Nerve Conduction Test

The hand surgeon for my severe carpal tunnel syndrome is insisting he does this admittedly horribly painful on pacemaker patients with no problem. But Medtronic told both me and the tech who also called that they would prefer I not do it, or if unavoidable, have a pacemaker tech with me! (I'm completely pacemaker-dependent; have had a pacer for 20 years -this is my third; am 76.) I'm also fearful because once during a pacer check, the tech hit the wrong line on the screen and I began to lose consciousness instantly.
Please help, anyone who has experience with this situation; I'd be grateful for your input in any direction.


4 Comments

Effect on pacer

by ElectricFrank - 2008-04-27 01:04:06

Did anyone say what it is that could affect the pacemaker.
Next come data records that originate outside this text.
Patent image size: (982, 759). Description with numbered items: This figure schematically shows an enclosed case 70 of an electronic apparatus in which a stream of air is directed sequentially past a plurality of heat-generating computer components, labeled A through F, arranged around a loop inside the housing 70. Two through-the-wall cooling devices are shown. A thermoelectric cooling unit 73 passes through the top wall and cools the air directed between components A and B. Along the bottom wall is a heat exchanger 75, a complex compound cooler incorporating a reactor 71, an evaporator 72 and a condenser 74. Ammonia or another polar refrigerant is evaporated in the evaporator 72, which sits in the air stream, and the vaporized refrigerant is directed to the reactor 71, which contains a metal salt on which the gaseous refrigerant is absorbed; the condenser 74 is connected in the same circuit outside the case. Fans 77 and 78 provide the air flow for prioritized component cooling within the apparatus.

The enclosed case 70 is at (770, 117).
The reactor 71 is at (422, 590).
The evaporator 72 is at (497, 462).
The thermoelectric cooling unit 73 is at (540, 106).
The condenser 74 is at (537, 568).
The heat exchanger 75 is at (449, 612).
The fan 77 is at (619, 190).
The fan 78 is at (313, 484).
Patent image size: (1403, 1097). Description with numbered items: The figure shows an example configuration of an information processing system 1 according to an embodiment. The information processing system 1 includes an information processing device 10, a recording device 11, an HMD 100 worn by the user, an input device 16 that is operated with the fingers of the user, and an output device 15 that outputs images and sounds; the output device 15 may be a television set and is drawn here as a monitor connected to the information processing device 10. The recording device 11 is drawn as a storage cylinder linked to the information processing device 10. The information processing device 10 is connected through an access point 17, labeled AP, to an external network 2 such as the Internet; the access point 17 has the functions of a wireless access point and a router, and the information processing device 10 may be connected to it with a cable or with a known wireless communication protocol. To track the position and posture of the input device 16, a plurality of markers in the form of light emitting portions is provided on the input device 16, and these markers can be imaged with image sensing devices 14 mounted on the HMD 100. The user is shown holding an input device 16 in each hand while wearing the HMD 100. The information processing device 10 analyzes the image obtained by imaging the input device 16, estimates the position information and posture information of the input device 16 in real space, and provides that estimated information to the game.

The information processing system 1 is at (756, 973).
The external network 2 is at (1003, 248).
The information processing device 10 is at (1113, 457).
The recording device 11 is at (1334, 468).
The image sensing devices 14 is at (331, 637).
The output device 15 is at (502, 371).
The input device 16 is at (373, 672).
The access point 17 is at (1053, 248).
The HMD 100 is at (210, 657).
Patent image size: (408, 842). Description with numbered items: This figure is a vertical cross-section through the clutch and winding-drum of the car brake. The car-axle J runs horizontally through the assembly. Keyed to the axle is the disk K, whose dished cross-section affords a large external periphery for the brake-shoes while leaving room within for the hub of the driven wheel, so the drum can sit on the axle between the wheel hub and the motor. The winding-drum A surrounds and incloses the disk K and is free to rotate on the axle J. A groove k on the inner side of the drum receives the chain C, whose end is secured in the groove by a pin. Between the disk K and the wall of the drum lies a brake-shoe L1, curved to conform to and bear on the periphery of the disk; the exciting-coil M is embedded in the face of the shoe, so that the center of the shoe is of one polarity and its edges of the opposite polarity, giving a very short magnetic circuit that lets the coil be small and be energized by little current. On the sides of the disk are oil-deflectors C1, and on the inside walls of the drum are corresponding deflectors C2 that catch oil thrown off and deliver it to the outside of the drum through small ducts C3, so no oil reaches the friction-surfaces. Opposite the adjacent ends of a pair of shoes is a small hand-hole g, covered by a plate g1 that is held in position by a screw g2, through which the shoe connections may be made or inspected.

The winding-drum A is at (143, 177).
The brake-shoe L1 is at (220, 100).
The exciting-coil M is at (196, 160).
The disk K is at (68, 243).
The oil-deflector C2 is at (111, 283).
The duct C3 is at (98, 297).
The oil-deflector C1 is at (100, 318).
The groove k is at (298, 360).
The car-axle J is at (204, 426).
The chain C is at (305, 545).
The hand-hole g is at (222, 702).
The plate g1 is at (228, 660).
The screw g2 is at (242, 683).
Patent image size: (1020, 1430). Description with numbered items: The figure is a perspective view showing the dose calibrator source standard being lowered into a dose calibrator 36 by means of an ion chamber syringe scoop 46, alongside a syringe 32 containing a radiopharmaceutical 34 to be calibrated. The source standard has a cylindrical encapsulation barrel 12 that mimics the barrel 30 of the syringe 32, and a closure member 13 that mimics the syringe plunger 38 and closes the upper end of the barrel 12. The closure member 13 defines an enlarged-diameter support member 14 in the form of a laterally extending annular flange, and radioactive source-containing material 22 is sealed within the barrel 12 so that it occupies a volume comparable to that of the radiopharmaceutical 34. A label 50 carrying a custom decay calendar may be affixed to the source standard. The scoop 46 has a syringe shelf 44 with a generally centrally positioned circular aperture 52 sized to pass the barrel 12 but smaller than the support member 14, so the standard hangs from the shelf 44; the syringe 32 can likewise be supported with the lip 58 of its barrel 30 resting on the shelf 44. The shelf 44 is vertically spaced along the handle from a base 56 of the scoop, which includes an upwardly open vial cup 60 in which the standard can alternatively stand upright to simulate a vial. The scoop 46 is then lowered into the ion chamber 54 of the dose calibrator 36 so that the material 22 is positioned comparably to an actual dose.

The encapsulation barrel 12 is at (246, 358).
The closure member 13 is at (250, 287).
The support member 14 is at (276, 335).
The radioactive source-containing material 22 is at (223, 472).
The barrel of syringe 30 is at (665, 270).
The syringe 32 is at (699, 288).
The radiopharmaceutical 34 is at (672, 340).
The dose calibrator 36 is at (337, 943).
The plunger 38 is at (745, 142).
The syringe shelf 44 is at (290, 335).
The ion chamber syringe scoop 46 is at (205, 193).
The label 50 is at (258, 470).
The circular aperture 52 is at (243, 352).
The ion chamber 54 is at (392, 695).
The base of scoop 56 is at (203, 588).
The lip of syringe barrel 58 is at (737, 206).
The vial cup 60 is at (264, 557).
Simply having surgery on a wrist or hand while painful shouldn't bother the pacer. Since the Medtronic rep is concerned (and I trust him) they must either use MRI or some sort of electrical surgical machine that could cause problems.
I've had the experience of having my heart stop during a checkup only I expected it. I wanted to know how dependent I had become so the Medtronic rep agreed to stop pacing long enough to see what my heart would do. Unfortunately, not much. The sparkles come on pretty fast, but as soon as he let go of the key that stopped the pacing I was fine. I wouldn't want to be standing up during the experience though.

frank

Carpel Tunnel

by Blueaustralia - 2008-04-27 02:04:24

Are you talking about the nerve conduc tion tests carried out before surgery. I have carpel tunnel and have never had anyone mention that these tests were dangerous. I now wonder Billie

Conduction test

by maryanne - 2008-04-27 08:04:43

I am very crurious as to why Medtronic would not want you to have the test done...if it is the test that Billie mentioned I too have had that test just recently and had no problems...it was actually rather cool....now you have piqued my curiousity I will have to contact Medtronic to see why they say this....hmmm

Nerve Conduction test.

by Stepford_Wife - 2008-04-27 09:04:53

Hi Hilary.

I have just had the test done Friday, and it didn't bother my pacer at all. I need the surgery also, my carpal tunnel is severe, and has to be treated.
Like you, I'm 100% dependent, and I had the same thing happen to me during a pacer check.
During the nerve conduction test, you will have an electrode placed on the back of your hand. From there, measurements will be taken from different angles of your hands, and forearms, and marked.
Then small electrodes will be taped on the marks, and the other ends hooked to a machine, which is connected to a computer.
The doctor will have a two pronged probe, on which gel will be applied, for conduction, and he/she will press the probe on different parts of your hands and forearms, and you will feel electrical pulses going through your hands. The computer will register how well and how fast the nerves can send electrical signals.
There is no chance of problems with nerve conduction studies. The voltage of electrical pulses isn't high enough to cause a problem.
There is another test, called EMG, Electromyogram. For this one, you need to inform your doctor that you have a pacemaker, as problems could arise after the test. Also this test necessitates inserting a needle into the skin.
Don't worry, you'll be just fine. It is practically painless, it just feels strange, but once you relax, it's nothing.
I hope I was able to help you a little.
Take care, and good luck. Keep us informed on how you did.